Splits the path into a list at the path separator.

If an empty string is given, returns an empty list.

On Windows, path is split on both "\" and "/" separators and the driver letter, if there is one, is always returned in lowercase.

Examples

iex> Path.split("")
[]

iex> Path.split("foo")
["foo"]

iex> Path.split("/foo/bar")
["/", "foo", "bar"]

@spec type(t()) :: :absolute | :relative | :volumerelative

Returns the path type.

Examples

Unix-like operating systems

Path.type("/")                #=> :absolute
Path.type("/usr/local/bin")   #=> :absolute
Path.type("usr/local/bin")    #=> :relative
Path.type("../usr/local/bin") #=> :relative
Path.type("~/file")           #=> :relative

Windows

Path.type("D:/usr/local/bin") #=> :absolute
Path.type("usr/local/bin")    #=> :relative
Path.type("D:bar.ex")         #=> :volumerelative
Path.type("/bar/foo.ex")      #=> :volumerelative

@spec wildcard(
  t(),
  keyword()
) :: [binary()]

Traverses paths according to the given glob expression and returns a list of matches.

The wildcard looks like an ordinary path, except that the following "wildcard characters" are interpreted in a special way:

• ? - matches one character.

• * - matches any number of characters up to the end of the filename, the next dot, or the next slash.

• ** - two adjacent *'s used as a single pattern will match all files and zero or more directories and subdirectories.

• [char1,char2,...] - matches any of the characters listed; two characters separated by a hyphen will match a range of characters.
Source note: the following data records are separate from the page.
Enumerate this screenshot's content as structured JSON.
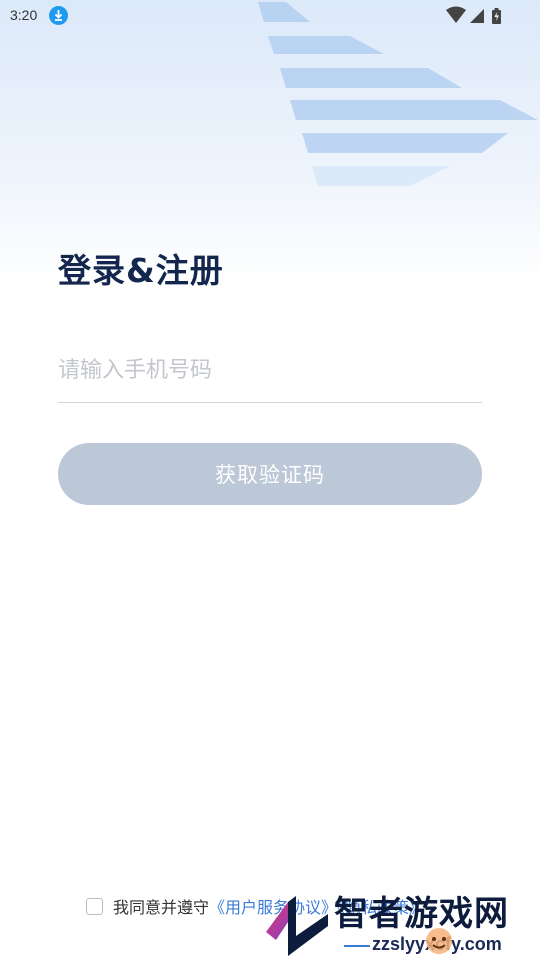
{
  "status_bar": {
    "time": "3:20",
    "icons": [
      "download-icon",
      "wifi-icon",
      "signal-icon",
      "battery-icon"
    ]
  },
  "title": "登录&注册",
  "phone": {
    "placeholder": "请输入手机号码",
    "value": ""
  },
  "get_code_button": "获取验证码",
  "agreement": {
    "checked": false,
    "prefix": "我同意并遵守",
    "links_text": "《用户服务协议》《隐私政策》"
  },
  "watermark": {
    "brand": "智者游戏网",
    "url": "zzslyyxcfy.com"
  },
  "colors": {
    "accent": "#3b7bd8",
    "button_disabled": "#bcc7d8",
    "title": "#13264d"
  }
}
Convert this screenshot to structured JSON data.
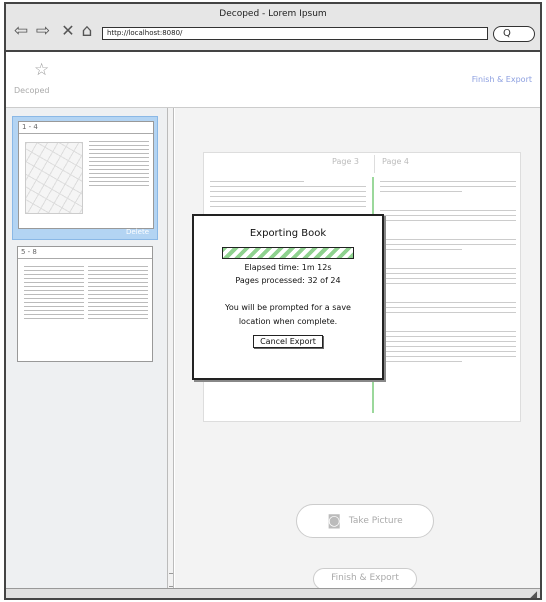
{
  "window": {
    "title": "Decoped - Lorem Ipsum"
  },
  "browser": {
    "url": "http://localhost:8080/",
    "search_label": "Q"
  },
  "app": {
    "logo_label": "Decoped",
    "finish_link": "Finish & Export"
  },
  "sidebar": {
    "thumbnails": [
      {
        "label": "1 - 4",
        "delete_label": "Delete",
        "selected": true
      },
      {
        "label": "5 - 8",
        "selected": false
      }
    ]
  },
  "spread": {
    "left_label": "Page 3",
    "right_label": "Page 4"
  },
  "actions": {
    "take_picture": "Take Picture",
    "finish_export": "Finish & Export"
  },
  "modal": {
    "title": "Exporting Book",
    "progress": 0.95,
    "elapsed": "Elapsed time: 1m 12s",
    "pages": "Pages processed: 32 of 24",
    "note_line1": "You will be prompted for a save",
    "note_line2": "location when complete.",
    "cancel": "Cancel Export"
  },
  "colors": {
    "selection": "#b3d4f3",
    "progress_stripe": "#8fd28f",
    "link": "#8c9fe0"
  }
}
Do not add spaces before and after the comma as it would then match paths containing the space character itself.

• {item1,item2,...} - matches one of the alternatives. Do not add spaces before and after the comma as it would then match paths containing the space character itself.

Other characters represent themselves. Only paths that have exactly the same character in the same position will match. Note that matching is case-sensitive: "a" will not match "A".

Directory separators must always be written as /, even on Windows. You may call Path.expand/1 to normalize the path before invoking this function.

By default, the patterns * and ? do not match files starting with a dot .. See the :match_dot option in the "Options" section below.

Options

• :match_dot - (boolean) if false, the special wildcard characters * and ? will not match files starting with a dot (.). If true, files starting with a . will not be treated specially. Defaults to false.

Examples

Imagine you have a directory called projects with three Elixir projects inside of it: elixir, ex_doc, and plug. You can find all .beam files inside the ebin directory of each project as follows:

Path.wildcard("projects/*/ebin/**/*.beam")

If you want to search for both .beam and .app files, you could do:

Path.wildcard("projects/*/ebin/**/*.{beam,app}")